Das wirtschaftliche Umfeld schätzen zwei von drei der 1020 Befragten für ihre Generation als gut oder sehr gut ein. "Die Ängste um die Sicherheit des Arbeitsplatzes sind so gering, wie seit Jahrzehnten nicht mehr", sagte Köcher. Doch die Wirtschaft sei nicht der einzige Grund für die positive Stimmung. Auch die politische Stabilität trage viel dazu bei. Defizite sieht die "Generation Mitte" der Umfrage zufolge vor allem im Bildungssystem, in der Kriminalität und darin, dass man sich auf das Gesetz nicht verlassen könne. Sie wünscht sich vom Staat weniger Steuern und Abgaben, geringere Unterschiede zwischen arm und reich und eine bessere Vereinbarkeit von Familie und Beruf.
Angst vor dem Alter
Bei der Lebensqualität gibt es aber nach wie vor große Unterschiede zwischen den sozialen Schichten, die die Meinungsforscher anhand von Einkommen, Schulbildung und Beruf bilden. Das zeigt sich insbesondere bei der Bewertung der individuellen Lebensqualität: Gut drei Viertel (76 Prozent) bezeichnen sie als gut oder sehr gut. Aus der Gruppe der Befragten mit niedrigem sozioökonomischem Status bewertet aber nur knapp die Hälfte ihre Lebensqualität als gut oder sehr gut. Nur jeder Fünfte in der niedrigsten von drei sozioökonomischen Gruppen gibt an, sein Lebensstandard habe sich in den vergangenen fünf Jahren eher verbessert. In der reichsten Gruppe sind es 45 Prozent.

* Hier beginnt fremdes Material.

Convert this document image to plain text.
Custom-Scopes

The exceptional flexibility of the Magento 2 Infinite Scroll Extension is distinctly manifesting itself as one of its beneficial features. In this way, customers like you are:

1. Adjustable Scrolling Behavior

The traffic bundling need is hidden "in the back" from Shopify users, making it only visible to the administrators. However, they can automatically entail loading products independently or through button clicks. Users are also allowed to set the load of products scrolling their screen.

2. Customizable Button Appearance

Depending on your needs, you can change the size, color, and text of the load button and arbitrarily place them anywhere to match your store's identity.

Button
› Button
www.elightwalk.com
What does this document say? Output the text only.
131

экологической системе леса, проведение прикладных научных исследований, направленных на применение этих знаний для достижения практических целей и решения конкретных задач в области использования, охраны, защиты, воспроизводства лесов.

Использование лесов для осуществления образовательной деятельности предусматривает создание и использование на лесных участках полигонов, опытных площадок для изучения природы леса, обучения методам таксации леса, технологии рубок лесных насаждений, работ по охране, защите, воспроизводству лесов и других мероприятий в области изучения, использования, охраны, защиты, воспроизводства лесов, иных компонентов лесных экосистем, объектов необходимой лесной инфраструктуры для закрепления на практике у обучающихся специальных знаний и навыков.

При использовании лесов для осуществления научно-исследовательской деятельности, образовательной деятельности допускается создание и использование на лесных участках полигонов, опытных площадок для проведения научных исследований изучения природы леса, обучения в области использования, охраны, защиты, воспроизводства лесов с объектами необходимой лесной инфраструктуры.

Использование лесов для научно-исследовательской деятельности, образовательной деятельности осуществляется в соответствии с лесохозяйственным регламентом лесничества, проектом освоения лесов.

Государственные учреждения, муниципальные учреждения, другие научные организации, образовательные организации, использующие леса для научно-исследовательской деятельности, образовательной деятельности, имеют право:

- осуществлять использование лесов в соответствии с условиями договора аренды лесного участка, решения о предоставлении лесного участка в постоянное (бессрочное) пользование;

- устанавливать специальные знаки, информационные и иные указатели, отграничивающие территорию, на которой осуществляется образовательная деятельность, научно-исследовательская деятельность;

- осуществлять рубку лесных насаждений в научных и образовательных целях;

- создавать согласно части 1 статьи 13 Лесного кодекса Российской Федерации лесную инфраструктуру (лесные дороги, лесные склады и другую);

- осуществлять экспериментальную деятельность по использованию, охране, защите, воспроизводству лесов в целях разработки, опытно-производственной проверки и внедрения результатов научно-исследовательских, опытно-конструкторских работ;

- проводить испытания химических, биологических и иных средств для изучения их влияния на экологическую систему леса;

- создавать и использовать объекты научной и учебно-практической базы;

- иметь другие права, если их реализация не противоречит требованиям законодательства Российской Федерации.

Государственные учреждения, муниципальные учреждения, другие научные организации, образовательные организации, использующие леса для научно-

Fast die Hälfte der Befragten macht sich der Umfrage zufolge Sorgen, dass die Altersvorsorge nicht ausreicht. Auch hier blicken niedrige soziale Schichten pessimistischer in die Zukunft. Zugleich werde auch immer weniger vorgesorgt, sagte Köcher. Drei von vier Befragten gaben an, ihre finanzielle Zukunft gar nicht zu planen oder nur eine grobe Vorstellung davon zu haben. Nur 41 Prozent rechnen damit, von den hohen Vermögenswerten zu profitieren, die in den kommenden Jahren und Jahrzehnten vererbt werden. Fast die Hälfte von ihnen plant dieses Geld auch für den Lebensstandard im Alter fest ein. Die Summe werde aber nicht ausreichen um die Sorgen der "Generation Mitte" zu beseitigen. Lediglich jeder Zwanzigste der potenziellen künftigen Erben rechnet mit einem Nachlass von mehr als 300.000 Euro.
An der Spitze der Voraussetzungen für ein gutes Leben stehen der Umfrage zufolge ein gutes Bildungssystem (76 Prozent) , eine gute Gesundheitsversorgung (86 Prozent), Meinungsfreiheit (76 Prozent), eine gute Rechtssicherheit (73 Prozent) und politische Stabilität (67 Prozent).
So machen die 30- bis 59-Jährigen auch den nationalen Wohlstand nicht allein an der wirtschaftlichen Stärke fest: Als wichtigste Indikatoren nennen mehr als zwei Drittel den Lebensstandard im Alter, die Qualität des Bildungssystems, die Höhe der Arbeitslosigkeit, die Qualität der Gesundheitsversorgung und die Höhe der Unterschiede zwischen Arm und Reich.
Laut Statistik umfasst die "Generation Mitte" rund 35 Millionen Personen, die knapp zwei Drittel der Erwerbsbevölkerung stellen und 82 Prozent der steuerpflichtigen Einkünfte erwirtschaften.